This PR introduces a DFA-based uniqueness checking system providing a more precise and flexible implementation compared to the original recursive traversal approach of the FIR AST. The new implementation operates on the Control Flow Graph (CFG) provided by the Kotlin compiler's kotlin.fir.resolve.dfa.cfg module.

Architecture

The implementation consists of two main components:

Analyzer

  • DataFlowAnalyzer.kt: Is a generic, worklist-based dataflow analysis facility for CFG nodes providing:

    • Ability to handle arbitrary flow objects.
    • Options for forward/backward flow direction.
    • Abstract join operation at control flow merge points.
    • Abstract transfer function for propagating dataflow facts.
    • A FlowFacts result object containing flowBefore and flowAfter information for each CFG node.
  • UniquenessGraphAnalyzer.kt: Performs forward-flow analysis to infer uniqueness types at each CFG node. The analyzer:

    • Tracks path-to-path assignments.
    • Tracks paths passed as function arguments.
    • Updates uniqueness types based on consumption and borrowing.
    • Produces a uniqueness typing environment for each node (as a UniquenessTrie).

Checker

  • UniquenessGraphChecker.kt: Validates uniqueness invariants using the analysis results, currently checking:
    • Function calls don't leak borrowed, moved, partially-moved, or partially-shared paths.
    • Return and throw expressions don't leak invalid references (moved, or partially-moved).
    • Function argument types match parameter requirements.
    • Interdependent function arguments are handled correctly (e.g., passing the same borrowed value twice).

Supporting Constructs

Uniqueness Types

The implementation uses an algebraic datatype UniquenessType instead of passing around separate UniquenessLevel and BorrowLevel enums:

  • Moved: Represents the top type in the lattice (a consumed/invalidated value)
  • Active(UniqueLevel, BorrowLevel): Represents active values with:
    • UniqueLevel: Either Unique or Shared.
    • BorrowLevel: Either Consumed or Borrowed.

Paths

Paths represent logical units holding uniqueness information.
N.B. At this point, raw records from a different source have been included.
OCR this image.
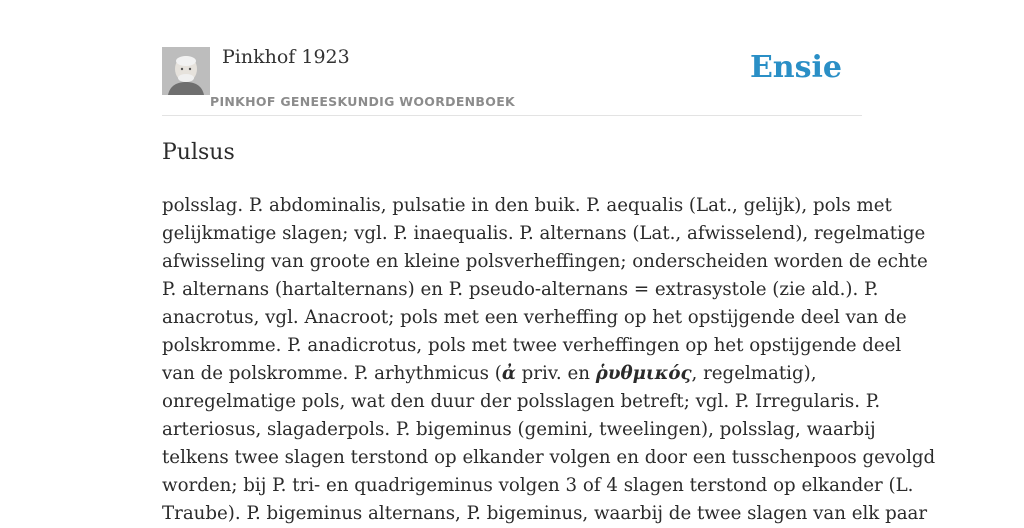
Pinkhof 1923
PINKHOF GENEESKUNDIG WOORDENBOEK
Ensie
Pulsus

polsslag. P. abdominalis, pulsatie in den buik. P. aequalis (Lat., gelijk), pols met
gelijkmatige slagen; vgl. P. inaequalis. P. alternans (Lat., afwisselend), regelmatige
afwisseling van groote en kleine polsverheffingen; onderscheiden worden de echte
P. alternans (hartalternans) en P. pseudo-alternans = extrasystole (zie ald.). P.
anacrotus, vgl. Anacroot; pols met een verheffing op het opstijgende deel van de
polskromme. P. anadicrotus, pols met twee verheffingen op het opstijgende deel
van de polskromme. P. arhythmicus (ἀ priv. en ῥυθμικός, regelmatig),
onregelmatige pols, wat den duur der polsslagen betreft; vgl. P. Irregularis. P.
arteriosus, slagaderpols. P. bigeminus (gemini, tweelingen), polsslag, waarbij
telkens twee slagen terstond op elkander volgen en door een tusschenpoos gevolgd
worden; bij P. tri- en quadrigeminus volgen 3 of 4 slagen terstond op elkander (L.
Traube). P. bigeminus alternans, P. bigeminus, waarbij de twee slagen van elk paar
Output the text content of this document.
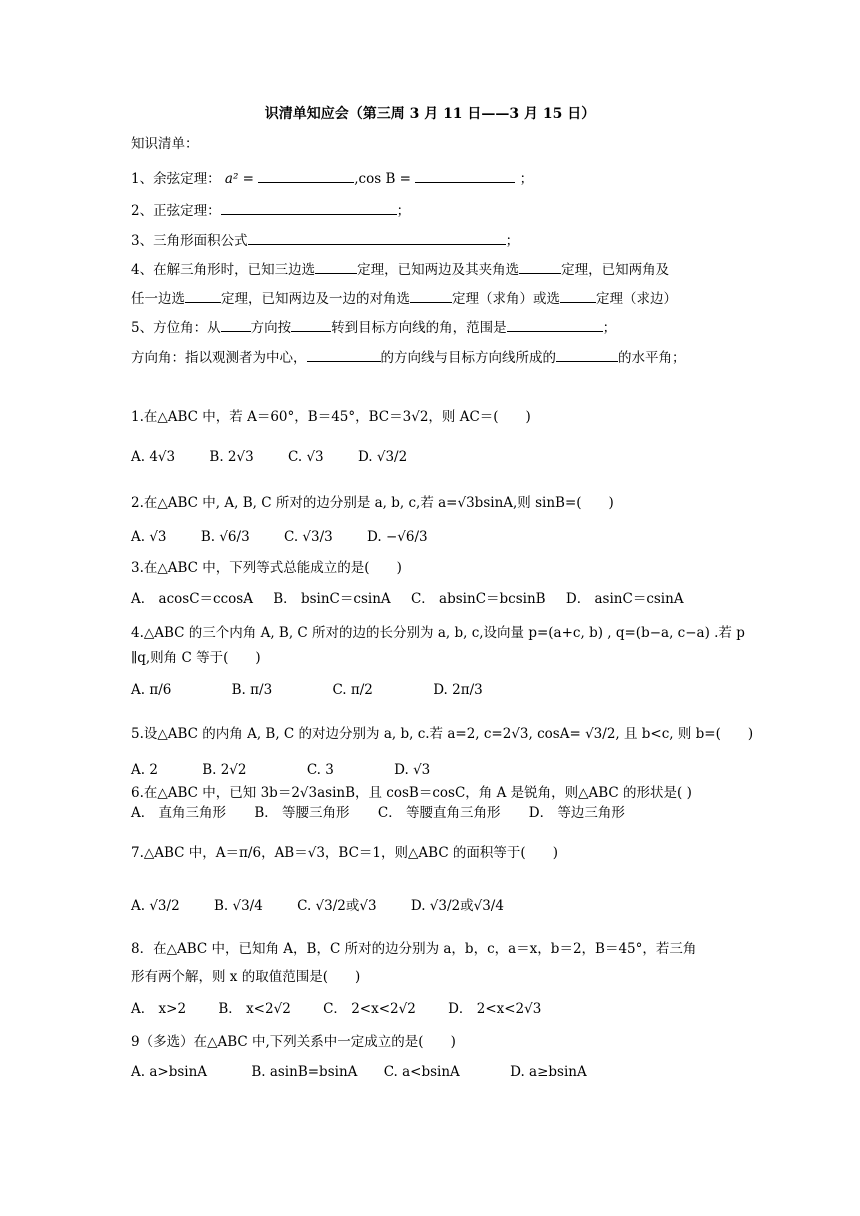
识清单知应会（第三周 3 月 11 日——3 月 15 日）
知识清单：
1、余弦定理： a² =	,cos B =	；
2、正弦定理：	；
3、三角形面积公式	；
4、在解三角形时，已知三边选	定理，已知两边及其夹角选	定理，已知两角及
任一边选	定理，已知两边及一边的对角选	定理（求角）或选	定理（求边）
5、方位角：从 方向按	转到目标方向线的角，范围是	；
方向角：指以观测者为中心，	的方向线与目标方向线所成的	的水平角；
1.在△ABC 中，若 A＝60°，B＝45°，BC＝3√2，则 AC＝(　　)
A. 4√3	B. 2√3	C. √3	D. √3/2
2.在△ABC 中, A, B, C 所对的边分别是 a, b, c,若 a=√3bsinA,则 sinB=(　　)
A. √3	B. √6/3	C. √3/3	D. −√6/3
3.在△ABC 中，下列等式总能成立的是(　　)
A． acosC＝ccosA B． bsinC＝csinA C． absinC＝bcsinB D． asinC＝csinA
4.△ABC 的三个内角 A, B, C 所对的边的长分别为 a, b, c,设向量 p=(a+c, b) , q=(b−a, c−a) .若 p
∥q,则角 C 等于(　　)
A. π/6	B. π/3	C. π/2	D. 2π/3
5.设△ABC 的内角 A, B, C 的对边分别为 a, b, c.若 a=2, c=2√3, cosA= √3/2, 且 b<c, 则 b=(　　)
A. 2	B. 2√2	C. 3	D. √3
6.在△ABC 中，已知 3b＝2√3asinB，且 cosB＝cosC，角 A 是锐角，则△ABC 的形状是( )
A． 直角三角形 B． 等腰三角形 C． 等腰直角三角形 D． 等边三角形
7.△ABC 中，A＝π/6，AB＝√3，BC＝1，则△ABC 的面积等于(　　)
A. √3/2	B. √3/4	C. √3/2或√3	D. √3/2或√3/4
8．在△ABC 中，已知角 A，B，C 所对的边分别为 a，b，c，a＝x，b＝2，B＝45°，若三角
形有两个解，则 x 的取值范围是(　　)
A． x>2 B． x<2√2 C． 2<x<2√2 D． 2<x<2√3
9（多选）在△ABC 中,下列关系中一定成立的是(　　)
A. a>bsinA	B. asinB=bsinA C. a<bsinA	D. a≥bsinA
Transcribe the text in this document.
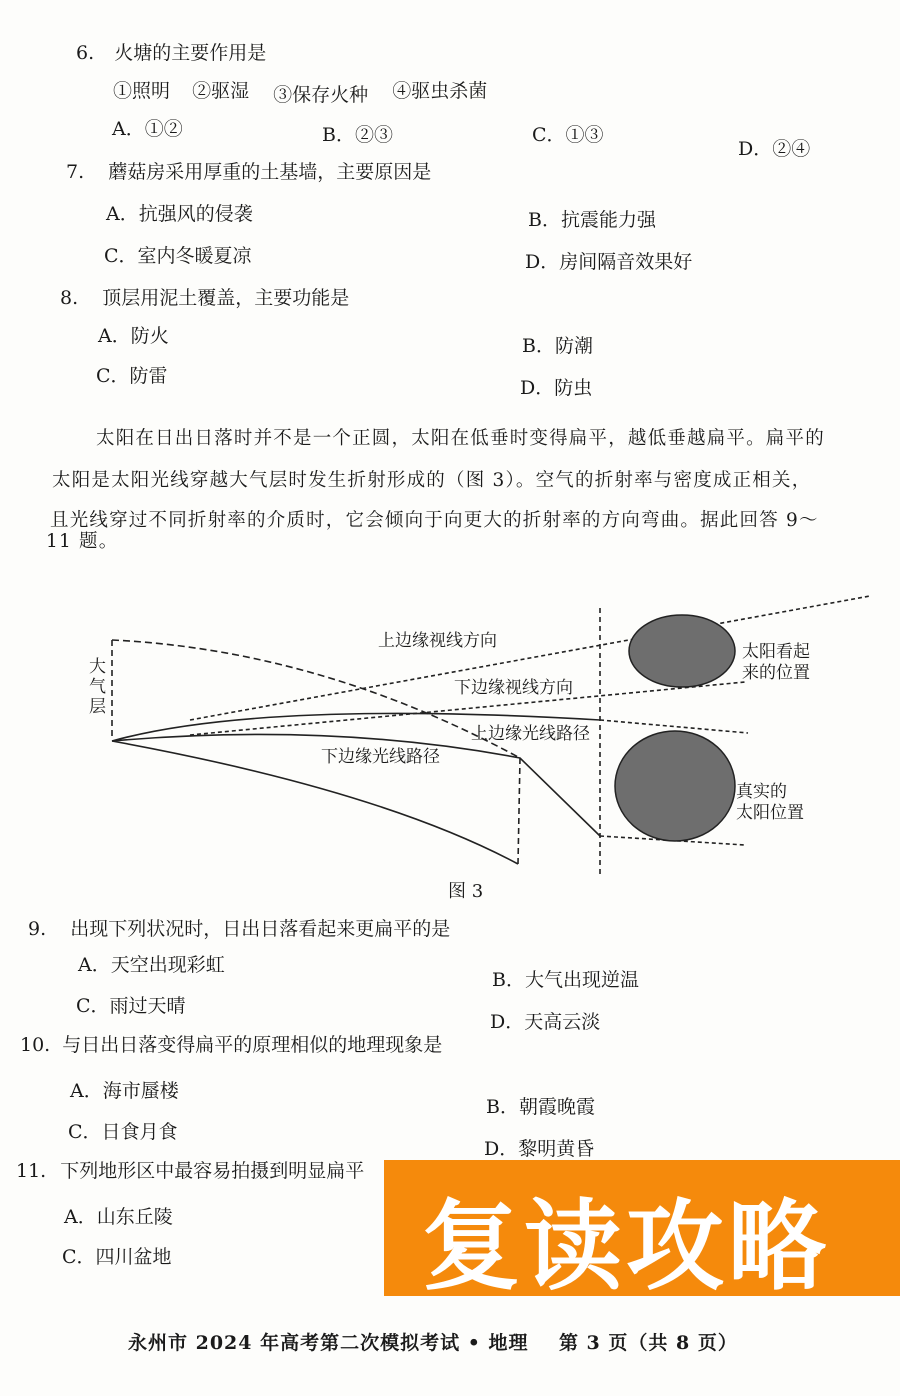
6. 火塘的主要作用是
①照明 ②驱湿 ③保存火种 ④驱虫杀菌
A．①②	B．②③	C．①③
D．②④
7. 蘑菇房采用厚重的土基墙，主要原因是
A．抗强风的侵袭	B．抗震能力强
C．室内冬暖夏凉	D．房间隔音效果好
8. 顶层用泥土覆盖，主要功能是
A．防火	B．防潮
C．防雷
D．防虫
太阳在日出日落时并不是一个正圆，太阳在低垂时变得扁平，越低垂越扁平。扁平的
太阳是太阳光线穿越大气层时发生折射形成的（图 3）。空气的折射率与密度成正相关，
且光线穿过不同折射率的介质时，它会倾向于向更大的折射率的方向弯曲。据此回答 9～
11 题。
大
气
层
上边缘视线方向
下边缘视线方向
上边缘光线路径
下边缘光线路径
太阳看起
来的位置
真实的
太阳位置
图 3
9. 出现下列状况时，日出日落看起来更扁平的是
A．天空出现彩虹
B．大气出现逆温
C．雨过天晴
D．天高云淡
10. 与日出日落变得扁平的原理相似的地理现象是
A．海市蜃楼
B．朝霞晚霞
C．日食月食
D．黎明黄昏
11. 下列地形区中最容易拍摄到明显扁平
A．山东丘陵
C．四川盆地	复读攻略
永州市 2024 年高考第二次模拟考试 • 地理    第 3 页（共 8 页）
Concretely they are a list of Fir symbols able to represent:

  • Locals: through a list of a single symbol.
  • Properties: through a list of more symbols representing nested property access

Path.kt provides also the means to extract paths from arbitrary expressions with:

  • receiverPath: Extracting paths from atomic receiver expressions.
  • valuePaths: Extracting potentially multiple paths from value expressions.

Default Uniqueness Resolver

UniquenessResolver.kt fetches default uniqueness types for symbols (properties, functions, and function parameters) based on their annotations.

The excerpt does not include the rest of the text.